Constraint Satisfaction Problems

Constraint Satisfaction Problems
Author :
Publisher : John Wiley & Sons
Total Pages : 245
Release :
ISBN-10 : 9781118575017
ISBN-13 : 1118575016
Rating : 4/5 (17 Downloads)

Synopsis Constraint Satisfaction Problems by : Khaled Ghedira

A Constraint Satisfaction Problem (CSP) consists of a set of variables, a domain of values for each variable and a set of constraints. The objective is to assign a value for each variable such that all constraints are satisfied. CSPs continue to receive increased attention because of both their high complexity and their omnipresence in academic, industrial and even real-life problems. This is why they are the subject of intense research in both artificial intelligence and operations research. This book introduces the classic CSP and details several extensions/improvements of both formalisms and techniques in order to tackle a large variety of problems. Consistency, flexible, dynamic, distributed and learning aspects are discussed and illustrated using simple examples such as the n-queen problem. Contents 1. Foundations of CSP. 2. Consistency Reinforcement Techniques. 3. CSP Solving Algorithms. 4. Search Heuristics. 5. Learning Techniques. 6. Maximal Constraint Satisfaction Problems. 7. Constraint Satisfaction and Optimization Problems. 8. Distibuted Constraint Satisfaction Problems. About the Authors Khaled Ghedira is the general managing director of the Tunis Science City in Tunisia, Professor at the University of Tunis, as well as the founding president of the Tunisian Association of Artificial Intelligence and the founding director of the SOIE research laboratory. His research areas include MAS, CSP, transport and production logistics, metaheuristics and security in M/E-government. He has led several national and international research projects, supervised 30 PhD theses and more than 50 Master’s theses, co-authored about 300 journal, conference and book research papers, written two text books on metaheuristics and production logistics and co-authored three others.

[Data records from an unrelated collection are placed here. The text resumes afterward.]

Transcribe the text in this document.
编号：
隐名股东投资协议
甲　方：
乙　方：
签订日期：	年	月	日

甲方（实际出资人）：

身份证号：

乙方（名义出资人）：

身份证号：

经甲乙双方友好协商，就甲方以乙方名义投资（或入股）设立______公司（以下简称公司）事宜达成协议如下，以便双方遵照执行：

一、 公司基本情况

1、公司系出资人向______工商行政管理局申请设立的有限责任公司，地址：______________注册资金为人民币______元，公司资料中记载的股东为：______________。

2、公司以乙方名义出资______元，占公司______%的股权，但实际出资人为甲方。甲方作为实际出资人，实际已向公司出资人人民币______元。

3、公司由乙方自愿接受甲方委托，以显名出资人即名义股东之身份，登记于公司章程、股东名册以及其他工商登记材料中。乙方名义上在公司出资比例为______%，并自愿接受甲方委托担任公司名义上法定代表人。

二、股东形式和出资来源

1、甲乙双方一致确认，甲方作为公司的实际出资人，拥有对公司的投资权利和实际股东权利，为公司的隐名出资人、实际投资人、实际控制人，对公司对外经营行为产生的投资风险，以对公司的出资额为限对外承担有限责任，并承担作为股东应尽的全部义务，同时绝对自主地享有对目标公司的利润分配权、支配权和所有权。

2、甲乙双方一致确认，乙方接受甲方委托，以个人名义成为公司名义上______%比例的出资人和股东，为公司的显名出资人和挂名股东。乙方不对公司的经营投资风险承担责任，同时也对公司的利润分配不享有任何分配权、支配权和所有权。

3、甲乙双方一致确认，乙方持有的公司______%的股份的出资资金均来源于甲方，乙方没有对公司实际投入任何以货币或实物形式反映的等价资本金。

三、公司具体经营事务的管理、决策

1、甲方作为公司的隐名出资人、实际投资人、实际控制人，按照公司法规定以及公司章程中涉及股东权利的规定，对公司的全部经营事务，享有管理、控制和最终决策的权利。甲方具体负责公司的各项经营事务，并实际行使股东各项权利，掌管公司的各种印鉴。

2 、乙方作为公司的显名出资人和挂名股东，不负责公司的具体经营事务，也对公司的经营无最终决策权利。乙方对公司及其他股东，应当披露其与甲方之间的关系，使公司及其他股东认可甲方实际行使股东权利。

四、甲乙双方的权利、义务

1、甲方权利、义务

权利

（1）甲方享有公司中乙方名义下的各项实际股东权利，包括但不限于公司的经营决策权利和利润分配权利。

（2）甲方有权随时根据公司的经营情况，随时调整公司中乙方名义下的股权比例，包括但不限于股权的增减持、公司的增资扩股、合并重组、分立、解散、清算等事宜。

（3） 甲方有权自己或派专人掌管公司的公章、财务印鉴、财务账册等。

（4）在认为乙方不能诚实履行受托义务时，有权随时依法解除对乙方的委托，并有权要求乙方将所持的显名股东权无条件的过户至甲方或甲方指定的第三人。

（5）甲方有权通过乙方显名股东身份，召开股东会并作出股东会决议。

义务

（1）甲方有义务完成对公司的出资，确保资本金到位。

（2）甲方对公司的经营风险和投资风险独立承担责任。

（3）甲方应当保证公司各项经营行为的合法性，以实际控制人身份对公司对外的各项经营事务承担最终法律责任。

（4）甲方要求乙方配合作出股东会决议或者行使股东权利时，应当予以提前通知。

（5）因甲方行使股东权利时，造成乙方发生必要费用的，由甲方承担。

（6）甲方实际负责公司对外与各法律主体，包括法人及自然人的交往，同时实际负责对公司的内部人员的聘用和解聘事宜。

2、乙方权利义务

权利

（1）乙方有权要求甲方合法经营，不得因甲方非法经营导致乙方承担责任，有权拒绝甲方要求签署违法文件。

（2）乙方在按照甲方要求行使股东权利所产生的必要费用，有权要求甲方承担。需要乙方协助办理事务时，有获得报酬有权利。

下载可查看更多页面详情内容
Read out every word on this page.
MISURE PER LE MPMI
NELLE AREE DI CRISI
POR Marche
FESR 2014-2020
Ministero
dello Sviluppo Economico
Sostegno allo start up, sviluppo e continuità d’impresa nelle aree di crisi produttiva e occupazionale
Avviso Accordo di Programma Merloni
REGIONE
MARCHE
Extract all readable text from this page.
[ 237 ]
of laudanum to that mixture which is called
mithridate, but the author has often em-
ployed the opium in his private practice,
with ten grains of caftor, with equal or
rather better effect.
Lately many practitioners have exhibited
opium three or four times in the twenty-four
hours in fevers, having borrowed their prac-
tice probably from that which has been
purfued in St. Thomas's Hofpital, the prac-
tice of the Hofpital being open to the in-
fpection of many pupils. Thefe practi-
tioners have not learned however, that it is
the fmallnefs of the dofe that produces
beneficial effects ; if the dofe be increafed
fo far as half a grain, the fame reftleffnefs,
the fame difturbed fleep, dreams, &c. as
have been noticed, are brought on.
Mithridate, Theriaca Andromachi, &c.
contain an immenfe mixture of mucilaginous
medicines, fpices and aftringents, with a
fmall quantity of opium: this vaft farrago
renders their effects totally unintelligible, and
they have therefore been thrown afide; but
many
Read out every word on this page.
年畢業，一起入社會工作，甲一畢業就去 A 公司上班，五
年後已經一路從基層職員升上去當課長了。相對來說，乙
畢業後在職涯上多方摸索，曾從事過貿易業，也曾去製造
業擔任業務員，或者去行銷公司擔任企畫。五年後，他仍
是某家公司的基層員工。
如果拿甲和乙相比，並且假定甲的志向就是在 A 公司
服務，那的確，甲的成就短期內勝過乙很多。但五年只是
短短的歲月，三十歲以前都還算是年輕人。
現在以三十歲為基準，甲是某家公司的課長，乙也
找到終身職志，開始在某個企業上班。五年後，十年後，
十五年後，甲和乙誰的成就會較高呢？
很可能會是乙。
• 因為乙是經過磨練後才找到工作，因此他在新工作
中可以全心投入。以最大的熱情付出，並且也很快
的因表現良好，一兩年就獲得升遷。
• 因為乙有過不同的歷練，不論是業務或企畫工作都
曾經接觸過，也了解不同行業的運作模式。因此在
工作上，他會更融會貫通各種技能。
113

Constraint and Integer Programming

Constraint and Integer Programming
Author :
Publisher : Springer Science & Business Media
Total Pages : 406
Release :
ISBN-10 : 1402075839
ISBN-13 : 9781402075834
Rating : 4/5 (39 Downloads)

Synopsis Constraint and Integer Programming by : Michela Milano

Constraint and Integer Programming presents some of the basic ideas of constraint programming and mathematical programming, explores approaches to integration, brings us up to date on heuristic methods, and attempts to discern future directions in this fast-moving field.